I scanned through the next bunch of pages, chuckling at my attempts to return to the dating circuit with a very obvious bump sticking out in front of me. It had been Natalie’s idea for me to get out, meet some new men, and sniff out a potential father. The only thing I smelled in the dates was a lot of cologne and freakiness.
First, there was the fellow classmate who’d been shocked to learn I was pregnant—he’d just thought I was chubby because I ate like a 300-pound construction worker.
I still wince about the insurance salesman, who after learning why my belly stuck out so far, had wanted to cover my baby bump with olive oil and rub his stubble-covered cheeks all over it. Before I shut my apartment door in his face for good, he tried to sell me whole-life insurance.

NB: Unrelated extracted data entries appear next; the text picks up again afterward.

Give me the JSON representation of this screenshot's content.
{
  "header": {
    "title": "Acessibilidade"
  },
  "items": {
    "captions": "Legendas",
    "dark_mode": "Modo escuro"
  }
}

Next came the serious college professor who looked like Tom Selleck in
Magnum, P.I.
He turned out to be hiding his true age behind dyed hair, a glued-on moustache, and a fake tan. His gray chest hair gave him away, and I did not fulfill his desperate fantasy of “boinking” a young female student.. My boinking days were long over.
Then there was the angry dentist, the possessed baker, and the narcissistic toy airplane maker. My life had turned into a disturbing nursery rhyme.

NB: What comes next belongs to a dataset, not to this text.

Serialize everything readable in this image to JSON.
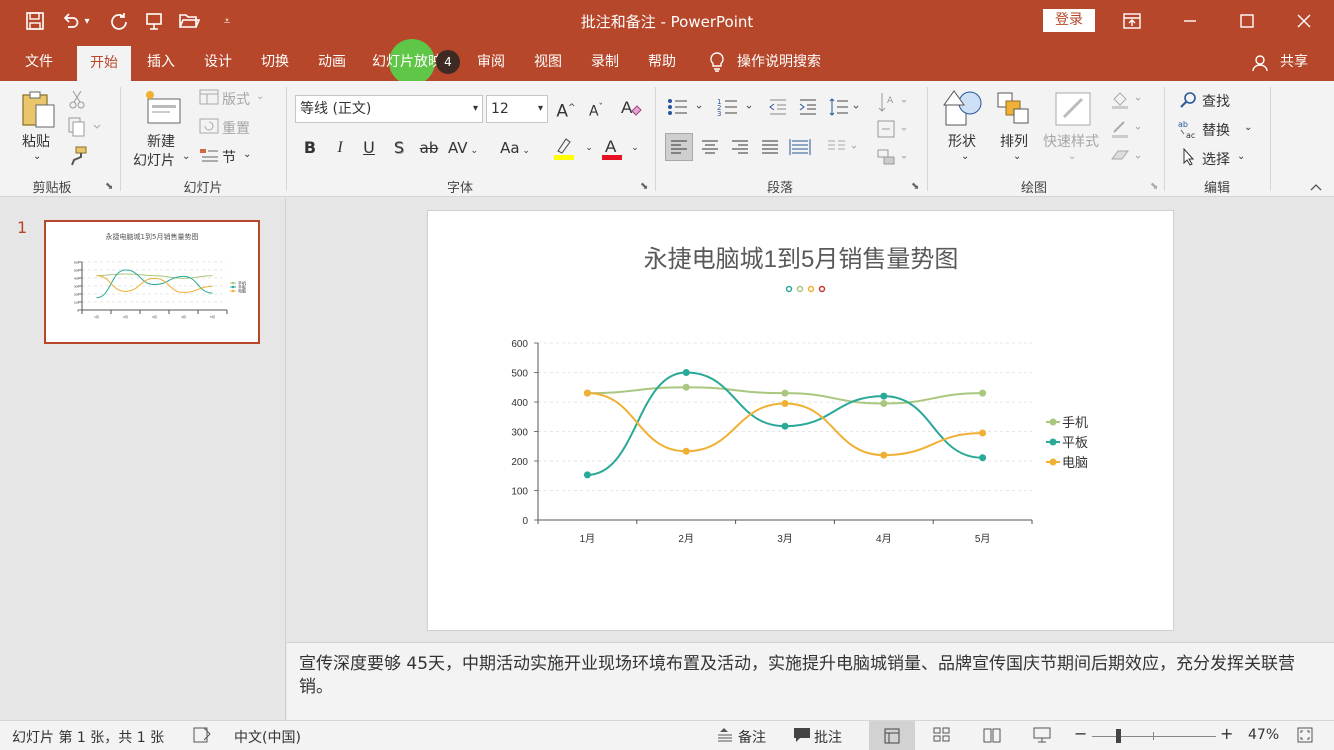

Around that time, I finally gave up on men and focused on my new job—administrative assistant at a local engineering firm. I decided to keep the babies, much to my family’s relief. Well, except for Psycho Susan, who suddenly found the spotlight shining on me and didn’t like it that I had toys she couldn’t take and mess up—they were attached by umbilical cords.
December 23
rd
:
Got fired today, one week before my probationary period was up. When I asked the HR rep what I did wrong, I was informed that my sister was caught making a pass at my boss when she came to visit me yesterday (I’d been at the doctor’s for my monthly checkup, and Susan knew it). “What kind of pass?” I’d asked, explaining that my sister was a perpetual flirt. The kind involving her sitting on his lap in a dress, sans her underwear. “That was probably an accident,” I explained, straight-faced. Susan sometimes forgot she wasn’t wearing underwear—she never has worn them, claiming an allergy to elastic. The HR rep went on to explain that my boss accidentally had his pants down, too. Yikes! Needless to say, after being told that sisters are usually cut from the same cloth and reminded that I was an unwed mother with no baby-father in sight, I was given a week’s severance and asked to pack my things and join my boss at the unemployment office. Susan was at my parents’ place when I pulled in the drive. Had I been able to catch her, I might have given her a fat lip. Stupid waddle. She swears he came on to her first, and I think Mom even believes her. Criminy! Who is going to hire an almost twenty-eight-week-pregnant mother-to-be? I can’t even reach past my belly to the glasses in the kitchen cupboard anymore.
It turned out that the only place that would hire a twenty-eight-week-pregnant woman was a twenty-four-hour gas and carryout store. I’d worked there for a full month before my father pulled me aside and begged me to have mercy on him and quit. The stress caused by thinking of his pregnant daughter all alone in a gas station every night had his blood pressure red-lining. I told him that I had to pay rent. He asked me to consider relocating to his basement. He and my mom had talked, and agreed they would support me for the first six months of the kids’ lives, and then help with babysitting as I got rolling again. My eyes grew misty even now thinking about that conversation with him.